2. The water cycle, which is focused on maximizing water infiltration, storage, and recycling in the soil.

3. The soil-mineral cycle, which is focused on inculcating biologically alive and healthy soils that contain and recycle a rich lode of diverse minerals and chemicals.

4. Dynamic ecosystems, which focus on maximum biodiversity and health of integrated ecosystems at all levels.

5. The human-social aspect, which focuses on human agency triggering landscape regeneration by working in harmony with natural systems.
Many strategies to strengthen water harvesting at scale will positively impact on functions 1-5 and thus contribute—very substantially—to a healthy landscape; their impact goes far beyond just reducing direct runoff.

By the way, the overlap between these landscape functions and what we aim to achieve with permaculture is obvious.

Dense urban environment

A typical urban landscape represents another example of a massive waste of rainwater. In fact, huge investments are often required to manage storm runoff.

Options for water harvesting at scale in a hyper dense urban environment are presented by Andrew Millison in his video “rehydrating the concrete jungle”.

The basic function of all features—which, by the way, are beautiful—in the above video is to capture rainfall on streets and roofs, and slowdown runoff.
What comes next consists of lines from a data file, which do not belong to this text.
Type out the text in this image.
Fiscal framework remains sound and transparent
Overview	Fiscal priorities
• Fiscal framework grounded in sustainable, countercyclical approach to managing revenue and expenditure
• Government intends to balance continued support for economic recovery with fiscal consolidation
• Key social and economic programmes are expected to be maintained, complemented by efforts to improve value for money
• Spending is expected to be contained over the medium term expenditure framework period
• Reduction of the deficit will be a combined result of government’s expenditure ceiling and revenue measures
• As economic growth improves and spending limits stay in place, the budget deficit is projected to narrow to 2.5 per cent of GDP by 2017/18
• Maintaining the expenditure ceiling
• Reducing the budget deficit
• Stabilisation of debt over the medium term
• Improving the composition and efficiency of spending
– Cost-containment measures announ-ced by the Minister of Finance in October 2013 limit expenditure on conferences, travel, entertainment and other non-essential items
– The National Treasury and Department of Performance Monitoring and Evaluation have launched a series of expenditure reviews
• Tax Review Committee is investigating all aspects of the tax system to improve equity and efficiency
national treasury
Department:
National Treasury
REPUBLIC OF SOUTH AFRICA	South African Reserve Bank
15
It leads to beautification, green spaces, reduced storm runoff, flood mitigation, urban habitats, groundwater recharge, micro-climates, cooling of the urban environment, etc. This is a long list of beneficial functions that generally improve the quality of urban life—just by making a bit better use of rainfall. 

“From wastewater to resource water (Brad Lancaster)”
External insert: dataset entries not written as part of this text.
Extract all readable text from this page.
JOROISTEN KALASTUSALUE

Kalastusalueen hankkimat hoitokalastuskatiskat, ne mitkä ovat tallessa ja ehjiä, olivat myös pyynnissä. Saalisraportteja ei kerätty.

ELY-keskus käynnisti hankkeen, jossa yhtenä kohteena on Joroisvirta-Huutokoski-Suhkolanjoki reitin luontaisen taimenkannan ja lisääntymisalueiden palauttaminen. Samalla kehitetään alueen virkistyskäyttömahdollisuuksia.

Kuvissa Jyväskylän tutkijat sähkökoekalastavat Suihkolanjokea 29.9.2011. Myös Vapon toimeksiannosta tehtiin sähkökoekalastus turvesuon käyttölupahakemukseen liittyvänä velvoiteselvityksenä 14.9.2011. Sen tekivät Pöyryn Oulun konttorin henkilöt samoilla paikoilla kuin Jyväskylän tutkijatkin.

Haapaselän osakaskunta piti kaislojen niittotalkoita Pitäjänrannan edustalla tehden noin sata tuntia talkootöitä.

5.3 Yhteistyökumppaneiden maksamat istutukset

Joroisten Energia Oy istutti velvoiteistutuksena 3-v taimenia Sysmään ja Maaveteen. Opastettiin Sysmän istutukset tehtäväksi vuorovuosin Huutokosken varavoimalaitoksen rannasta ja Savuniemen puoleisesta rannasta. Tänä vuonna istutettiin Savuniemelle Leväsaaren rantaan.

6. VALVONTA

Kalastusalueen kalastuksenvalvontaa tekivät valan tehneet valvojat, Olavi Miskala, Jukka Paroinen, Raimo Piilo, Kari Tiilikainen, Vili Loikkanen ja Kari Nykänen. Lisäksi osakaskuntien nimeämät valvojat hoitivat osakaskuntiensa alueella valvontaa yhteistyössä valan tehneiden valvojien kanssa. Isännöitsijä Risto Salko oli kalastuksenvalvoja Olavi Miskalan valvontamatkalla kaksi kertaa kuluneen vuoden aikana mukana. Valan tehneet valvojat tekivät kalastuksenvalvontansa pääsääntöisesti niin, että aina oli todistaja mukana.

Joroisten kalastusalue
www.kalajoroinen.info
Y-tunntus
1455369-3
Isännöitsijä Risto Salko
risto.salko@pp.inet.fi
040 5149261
Below is another video—by Brad Lancaster—on using free onsite rainwater in the urban landscape. Many features focus on collecting rainwater on paved areas or roofs. Preferably, rainwater collects in infiltration basins (sponges) where it infiltrates rapidly and therefore cannot breed mosquitos…. These sponges are built from natural vegetation that has been grown with the harvested water and provide green spaces, urban habitats, and micro-climates.


Yet another video by Brad Lancaster on rainwater harvesting in suburbia, in semi-arid climate conditions. An obvious conclusion is that all urban and sub-urban vegetation in a semi-arid environment (and wetter) should not be irrigated but rely on captured rainwater only. The benefits are obvious.


Brad Lancaster has been coined “the prophet of rainwater harvesting”. He focuses on rehydrating the urban landscape by mimicking the original hydrological cycle. This insightful and inspirational video presents a profile of Brad and his work.